Het harde lot van Wouter Beke: waarom bestuurspartij CD&V nog nooit zo zwak stond
Dat er al opluchting is bij de CD&V omdat ze mee mag onderhandelen voor de Vlaamse regering: het illustreert dat de christendemocraten nog nooit zo zwak stonden. Het welkome succesje voor voorzitter Wouter Beke maskeert de diepe dilemma’s waarmee zijn partij worstelt.
‘De Vlaamse christendemocratie leed de grootste verkiezingsnederlaag in haar bestaan. Op een namiddag, niet zo lang daarna, kwamen we tijdens een lang gesprek op een zomers terrasje tot de conclusie dat die afstraffing deels terecht was. Onze trotse christendemocratische partij was er niet in geslaagd om duidelijk te maken waar ze echt voor stond.’
Die uitspraak is geen reactie op de verkiezingsnederlaag die Wouter Beke dit voorjaar jaar heeft geleden. Ze opende in 2011 Wie mooi wil zijn, moet leiden, een boekje van toenmalig CD&V-senator Rik Torfs en Pieter Marechal over hun partij. Het jaar voordien had de CD&V 17,6 procent behaald bij de Kamerverkiezingen, goed voor 707.986 kiezers. In mei 2019 behaalde de CD&V 14,2 procent voor de Kamer, goed voor 602.520 kiezers – meer dan honderdduizend stemmen minder dan in 2010. En dat terwijl er in de tussentijd meer dan tweehonderdduizend Nederlandstalige kiezers bij zijn gekomen.
De term ‘Vlaamse grondstroom’ komt van Wilfried Martens, niet van Bart De Wever.
Beke is anders geen man die de zaken ondoordacht aanpakt. In 2004 werd hij doctor in de sociale wetenschappen met een proefschrift over de naoorlogse geschiedenis van de christendemocratie. Een jaar later werd De ziel van een zuil: de Christelijke Volkspartij, 1945-1968 in boekvorm uitgegeven. Volgens de achterflap wilde de auteur ‘doorgronden en duidelijk maken welke factoren kunnen leiden tot het succes of het falen van een volkspartij’. Vandaag kan de vraag gesteld worden: wat heeft Wouter Beke als CD&V-voorzitter niet gezien of gedaan dat hij als jonge politoloog wel aanstipte? Waar is het fout gegaan met hem en zijn partij?
Charismatische leiders
Wouter Beke staat in een traditie van politicologen die de christendemocratische partijen zien als zogenoemde ‘catch-allpartijen’ (in spreektaal: volkspartijen). Het begrip werd in 1954 geïntroduceerd door de Duitse politieke wetenschapper Otto Kirchheimer, die er partijen als de christendemocratische CDU mee wilde definiëren. Christendemocraten richten zich in principe op alle standen en belangengroepen: ze willen ieders belangen verdedigen. Daarin verschillen ze van de socialistische partijen, die van oorsprong klassenpartijen zijn en mettertijd de ambitie hebben gekregen om ook bij de middengroepen stemmen te behalen. Bij de socialisten was de keuze voor een catch-allaanpak het onderdeel van een electorale strategie, bij de christendemocraten was de volkspartij de organisatorische uitdrukking van hun politieke opvattingen.

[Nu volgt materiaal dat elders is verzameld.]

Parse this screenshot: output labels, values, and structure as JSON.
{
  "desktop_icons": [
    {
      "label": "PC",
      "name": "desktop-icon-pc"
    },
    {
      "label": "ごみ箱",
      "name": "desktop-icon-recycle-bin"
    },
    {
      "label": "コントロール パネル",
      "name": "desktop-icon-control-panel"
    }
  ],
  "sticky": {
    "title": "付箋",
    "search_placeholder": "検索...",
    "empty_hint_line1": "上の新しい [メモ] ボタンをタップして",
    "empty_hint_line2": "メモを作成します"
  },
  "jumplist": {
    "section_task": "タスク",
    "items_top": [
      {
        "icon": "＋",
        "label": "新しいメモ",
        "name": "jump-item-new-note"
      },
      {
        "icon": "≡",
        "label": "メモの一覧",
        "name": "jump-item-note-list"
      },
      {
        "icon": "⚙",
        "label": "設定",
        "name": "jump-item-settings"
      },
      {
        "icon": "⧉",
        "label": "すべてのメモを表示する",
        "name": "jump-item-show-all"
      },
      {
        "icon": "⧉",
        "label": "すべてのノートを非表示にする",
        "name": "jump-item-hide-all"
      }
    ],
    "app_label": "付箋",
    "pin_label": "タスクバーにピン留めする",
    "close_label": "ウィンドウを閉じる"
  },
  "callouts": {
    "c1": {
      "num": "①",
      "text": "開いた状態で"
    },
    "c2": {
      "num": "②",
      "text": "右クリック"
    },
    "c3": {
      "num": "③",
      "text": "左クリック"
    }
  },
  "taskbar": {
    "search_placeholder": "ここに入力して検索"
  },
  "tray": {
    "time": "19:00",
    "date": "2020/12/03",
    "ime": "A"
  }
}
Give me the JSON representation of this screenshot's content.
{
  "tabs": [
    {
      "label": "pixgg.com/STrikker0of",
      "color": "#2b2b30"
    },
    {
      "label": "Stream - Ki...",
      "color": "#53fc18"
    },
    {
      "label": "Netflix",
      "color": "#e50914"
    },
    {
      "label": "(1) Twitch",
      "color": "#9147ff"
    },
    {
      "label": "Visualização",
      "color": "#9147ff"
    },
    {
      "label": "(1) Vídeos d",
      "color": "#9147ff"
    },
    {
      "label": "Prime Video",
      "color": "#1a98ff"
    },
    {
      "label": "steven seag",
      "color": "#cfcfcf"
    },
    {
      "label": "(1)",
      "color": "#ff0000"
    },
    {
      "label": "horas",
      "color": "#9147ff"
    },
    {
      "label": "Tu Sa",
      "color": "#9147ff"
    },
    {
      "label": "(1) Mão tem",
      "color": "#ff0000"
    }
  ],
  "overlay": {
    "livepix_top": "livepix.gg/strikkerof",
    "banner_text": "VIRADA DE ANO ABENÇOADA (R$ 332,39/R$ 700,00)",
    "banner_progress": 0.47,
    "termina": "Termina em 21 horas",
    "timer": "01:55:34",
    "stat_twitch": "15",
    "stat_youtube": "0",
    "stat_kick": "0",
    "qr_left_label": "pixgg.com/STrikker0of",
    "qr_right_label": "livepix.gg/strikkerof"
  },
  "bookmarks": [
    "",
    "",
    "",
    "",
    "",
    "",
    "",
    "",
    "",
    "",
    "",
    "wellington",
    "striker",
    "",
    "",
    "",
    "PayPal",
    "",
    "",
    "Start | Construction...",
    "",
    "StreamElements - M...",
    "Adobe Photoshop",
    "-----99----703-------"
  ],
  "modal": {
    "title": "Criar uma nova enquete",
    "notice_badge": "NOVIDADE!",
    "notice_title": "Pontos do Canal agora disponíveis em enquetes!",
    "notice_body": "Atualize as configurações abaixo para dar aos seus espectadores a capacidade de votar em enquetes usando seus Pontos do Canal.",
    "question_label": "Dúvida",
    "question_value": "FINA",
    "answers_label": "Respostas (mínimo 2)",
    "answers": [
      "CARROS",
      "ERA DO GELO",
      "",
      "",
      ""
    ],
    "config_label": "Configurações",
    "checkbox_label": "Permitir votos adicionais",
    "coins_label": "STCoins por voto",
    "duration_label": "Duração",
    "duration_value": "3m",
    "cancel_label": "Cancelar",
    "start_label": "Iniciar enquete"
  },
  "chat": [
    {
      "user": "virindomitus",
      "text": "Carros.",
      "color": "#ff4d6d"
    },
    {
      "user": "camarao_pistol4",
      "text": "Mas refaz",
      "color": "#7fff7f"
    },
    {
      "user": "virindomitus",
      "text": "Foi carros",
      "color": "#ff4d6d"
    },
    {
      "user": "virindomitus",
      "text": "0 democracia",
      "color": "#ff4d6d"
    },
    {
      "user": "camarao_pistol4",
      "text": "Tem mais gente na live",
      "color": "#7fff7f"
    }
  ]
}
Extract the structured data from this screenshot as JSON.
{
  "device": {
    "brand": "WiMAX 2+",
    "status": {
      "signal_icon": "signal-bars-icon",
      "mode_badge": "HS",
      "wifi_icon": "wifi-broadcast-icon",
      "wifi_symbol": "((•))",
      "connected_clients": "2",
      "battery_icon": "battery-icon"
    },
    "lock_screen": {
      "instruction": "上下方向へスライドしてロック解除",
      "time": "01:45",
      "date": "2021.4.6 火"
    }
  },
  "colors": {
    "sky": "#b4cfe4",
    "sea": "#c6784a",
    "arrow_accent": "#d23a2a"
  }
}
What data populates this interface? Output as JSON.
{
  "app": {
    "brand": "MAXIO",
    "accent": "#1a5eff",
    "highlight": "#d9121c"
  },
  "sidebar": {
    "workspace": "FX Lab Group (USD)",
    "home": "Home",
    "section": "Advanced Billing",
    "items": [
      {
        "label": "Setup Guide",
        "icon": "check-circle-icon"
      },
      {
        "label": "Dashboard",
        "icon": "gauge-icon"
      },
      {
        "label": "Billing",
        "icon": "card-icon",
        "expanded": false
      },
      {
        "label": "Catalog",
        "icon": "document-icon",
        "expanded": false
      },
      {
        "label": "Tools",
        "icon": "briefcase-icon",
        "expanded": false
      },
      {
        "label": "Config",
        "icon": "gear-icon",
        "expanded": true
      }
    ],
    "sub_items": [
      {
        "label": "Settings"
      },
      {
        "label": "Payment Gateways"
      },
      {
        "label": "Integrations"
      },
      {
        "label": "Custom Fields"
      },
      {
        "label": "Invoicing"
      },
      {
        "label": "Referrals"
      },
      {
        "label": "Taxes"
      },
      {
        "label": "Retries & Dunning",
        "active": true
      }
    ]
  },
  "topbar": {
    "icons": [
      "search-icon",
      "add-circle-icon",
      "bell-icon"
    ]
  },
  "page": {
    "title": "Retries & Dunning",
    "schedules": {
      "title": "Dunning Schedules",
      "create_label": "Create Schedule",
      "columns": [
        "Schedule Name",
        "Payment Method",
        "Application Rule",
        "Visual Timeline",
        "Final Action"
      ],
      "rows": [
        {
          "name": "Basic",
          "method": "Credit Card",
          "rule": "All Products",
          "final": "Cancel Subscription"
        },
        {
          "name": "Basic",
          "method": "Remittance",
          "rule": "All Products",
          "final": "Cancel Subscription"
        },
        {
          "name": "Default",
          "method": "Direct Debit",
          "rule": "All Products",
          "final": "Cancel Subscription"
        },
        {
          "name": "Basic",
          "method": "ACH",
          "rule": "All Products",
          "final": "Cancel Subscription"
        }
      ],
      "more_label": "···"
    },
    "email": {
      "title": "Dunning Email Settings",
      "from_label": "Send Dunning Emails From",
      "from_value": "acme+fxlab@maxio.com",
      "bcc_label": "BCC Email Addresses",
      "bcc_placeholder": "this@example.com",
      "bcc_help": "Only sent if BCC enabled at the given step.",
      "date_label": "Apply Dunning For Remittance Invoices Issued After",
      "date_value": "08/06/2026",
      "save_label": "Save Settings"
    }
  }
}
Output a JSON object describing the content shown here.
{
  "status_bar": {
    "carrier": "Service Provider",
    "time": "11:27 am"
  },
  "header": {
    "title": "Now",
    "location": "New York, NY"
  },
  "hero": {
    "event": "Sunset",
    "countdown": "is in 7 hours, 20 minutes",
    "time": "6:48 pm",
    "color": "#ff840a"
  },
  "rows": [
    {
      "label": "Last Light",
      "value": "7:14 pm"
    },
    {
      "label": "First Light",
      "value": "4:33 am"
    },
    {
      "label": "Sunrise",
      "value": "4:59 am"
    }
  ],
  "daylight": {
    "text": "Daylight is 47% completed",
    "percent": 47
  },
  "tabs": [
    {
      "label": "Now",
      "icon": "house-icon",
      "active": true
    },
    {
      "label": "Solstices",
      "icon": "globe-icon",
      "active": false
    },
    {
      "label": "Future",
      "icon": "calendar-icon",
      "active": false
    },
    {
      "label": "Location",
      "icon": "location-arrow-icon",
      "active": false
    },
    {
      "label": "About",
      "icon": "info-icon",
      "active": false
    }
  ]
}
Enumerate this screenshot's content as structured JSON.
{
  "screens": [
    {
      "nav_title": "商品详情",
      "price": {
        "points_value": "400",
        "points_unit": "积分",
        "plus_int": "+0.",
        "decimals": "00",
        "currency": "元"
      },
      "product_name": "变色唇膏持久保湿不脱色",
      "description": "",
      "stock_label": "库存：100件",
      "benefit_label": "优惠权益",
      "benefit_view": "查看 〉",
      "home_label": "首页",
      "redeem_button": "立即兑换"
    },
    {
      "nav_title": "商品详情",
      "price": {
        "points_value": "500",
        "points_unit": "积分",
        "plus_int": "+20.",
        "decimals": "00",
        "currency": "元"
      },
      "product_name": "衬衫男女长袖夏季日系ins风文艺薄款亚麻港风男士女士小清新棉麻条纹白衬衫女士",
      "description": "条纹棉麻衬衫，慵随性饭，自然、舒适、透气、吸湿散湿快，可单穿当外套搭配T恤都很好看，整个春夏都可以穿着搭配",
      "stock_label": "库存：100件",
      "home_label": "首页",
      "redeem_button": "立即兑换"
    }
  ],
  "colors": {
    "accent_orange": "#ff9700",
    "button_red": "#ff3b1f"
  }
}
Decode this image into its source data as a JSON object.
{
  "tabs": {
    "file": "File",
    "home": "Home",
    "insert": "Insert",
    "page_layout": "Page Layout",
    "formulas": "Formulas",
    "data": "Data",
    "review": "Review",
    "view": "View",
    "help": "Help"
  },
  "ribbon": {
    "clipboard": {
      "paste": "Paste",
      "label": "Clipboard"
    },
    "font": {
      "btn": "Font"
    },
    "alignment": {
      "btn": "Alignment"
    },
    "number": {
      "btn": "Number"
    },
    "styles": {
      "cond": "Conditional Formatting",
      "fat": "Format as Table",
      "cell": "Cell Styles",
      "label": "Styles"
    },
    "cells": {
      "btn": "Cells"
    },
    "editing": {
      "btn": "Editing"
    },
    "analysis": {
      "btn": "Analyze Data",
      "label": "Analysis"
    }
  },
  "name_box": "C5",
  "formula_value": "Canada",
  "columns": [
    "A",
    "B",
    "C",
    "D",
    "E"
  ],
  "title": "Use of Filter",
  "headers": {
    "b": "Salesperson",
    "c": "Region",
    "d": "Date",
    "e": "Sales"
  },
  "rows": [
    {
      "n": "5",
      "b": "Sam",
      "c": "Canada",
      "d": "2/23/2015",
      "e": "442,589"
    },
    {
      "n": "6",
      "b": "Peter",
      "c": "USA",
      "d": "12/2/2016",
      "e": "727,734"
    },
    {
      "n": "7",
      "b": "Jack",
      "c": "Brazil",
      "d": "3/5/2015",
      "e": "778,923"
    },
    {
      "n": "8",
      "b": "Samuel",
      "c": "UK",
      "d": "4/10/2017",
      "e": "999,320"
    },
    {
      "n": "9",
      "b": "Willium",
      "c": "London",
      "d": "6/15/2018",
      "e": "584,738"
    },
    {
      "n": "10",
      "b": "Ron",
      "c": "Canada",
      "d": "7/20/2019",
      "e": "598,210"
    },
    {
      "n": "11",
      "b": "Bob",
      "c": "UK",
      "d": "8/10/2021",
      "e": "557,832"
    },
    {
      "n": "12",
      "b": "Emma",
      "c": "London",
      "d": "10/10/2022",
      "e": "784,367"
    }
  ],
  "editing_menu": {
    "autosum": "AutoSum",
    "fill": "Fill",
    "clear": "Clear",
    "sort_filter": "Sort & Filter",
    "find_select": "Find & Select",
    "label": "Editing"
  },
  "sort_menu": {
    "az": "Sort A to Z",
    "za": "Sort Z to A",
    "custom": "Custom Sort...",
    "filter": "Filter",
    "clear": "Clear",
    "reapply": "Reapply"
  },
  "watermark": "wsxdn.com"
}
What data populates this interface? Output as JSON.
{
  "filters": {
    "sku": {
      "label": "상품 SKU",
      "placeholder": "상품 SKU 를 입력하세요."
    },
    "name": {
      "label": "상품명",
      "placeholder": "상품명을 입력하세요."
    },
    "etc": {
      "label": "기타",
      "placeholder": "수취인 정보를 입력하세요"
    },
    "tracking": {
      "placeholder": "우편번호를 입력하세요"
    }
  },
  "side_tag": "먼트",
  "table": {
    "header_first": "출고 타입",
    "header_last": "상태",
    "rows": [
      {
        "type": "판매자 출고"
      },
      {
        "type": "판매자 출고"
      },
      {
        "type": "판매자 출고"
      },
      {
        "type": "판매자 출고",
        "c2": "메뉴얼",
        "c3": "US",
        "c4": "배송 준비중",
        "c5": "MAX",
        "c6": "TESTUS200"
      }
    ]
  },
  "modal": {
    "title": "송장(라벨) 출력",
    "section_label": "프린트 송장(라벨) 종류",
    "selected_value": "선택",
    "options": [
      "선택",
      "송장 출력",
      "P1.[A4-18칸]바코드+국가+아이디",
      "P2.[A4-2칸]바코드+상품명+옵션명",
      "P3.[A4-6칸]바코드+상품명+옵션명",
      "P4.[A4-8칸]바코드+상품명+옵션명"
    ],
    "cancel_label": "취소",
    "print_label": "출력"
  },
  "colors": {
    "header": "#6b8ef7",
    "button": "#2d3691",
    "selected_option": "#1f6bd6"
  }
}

Dat had vreemde gevolgen voor catch-allpartijen, stelde Kirchheimer vast. Bijvoorbeeld: anders dan socialisten en liberalen minimaliseren christendemocraten het belang van ideologie. Ideologie werkt namelijk verdelend. Daarom geven christendemocratische partijen meestal ‘een absolute voorrang aan de korte termijn en aan tactische opties’, aldus Kirchheimer, in plaats van aan strategische keuzes. Dat lijkt haaks te staan op het ernstige imago dat ze koesteren. Maar stond Jean-Luc Dehaene niet bekend als ‘de loodgieter’? En koketteerde hij niet met de boutade: ‘Een probleem moet je pas oplossen als het zich stelt’? Langetermijnpolitiek? Dehaene wist waar hij naartoe wilde, maar hield dat strategische doel het liefst voor zich. Is het toeval dat de CD&V nog altijd de partij is van burgemeesters van bescheiden gemeenten, van lokale politici die elke dag bezig zijn met kleine en grote problemen van de modale Vlaming? Is dat niet de realiteit achter de beroemde CVP-slogan ‘Midden de mensen’?
Zeker, een volkspartij kan niet zonder wat Wouter Beke in De ziel van een zuil een ‘ overarching loyalty‘ noemt: een breed gedragen loyaliteit aan een gedeeld ideaal. Jarenlang was het katholieke geloof dat – of beter: waren de katholieke zeden en gewoonten dat. Jean-Luc Dehaene schreef in zijn Memoires: ‘De binding van de kiezer aan zijn partij was niet zozeer programmatorisch als wel sociologisch.’ CVP-kiezers stuurden de kinderen naar katholieke scholen en jeugdverenigingen, ze trouwden voor de kerk en werden er begraven, ze waren in de regel lid van het christelijke ziekenfonds en/of de christelijke vakbond of middenstandsorganisatie, en in de keuken lag het kookboek van de katholieke Boerinnenbond – de culinaire bijbel van Vlaanderen. Dat hadden CVP-kiezers gemeenschappelijk, meer dan concrete politieke ideeën.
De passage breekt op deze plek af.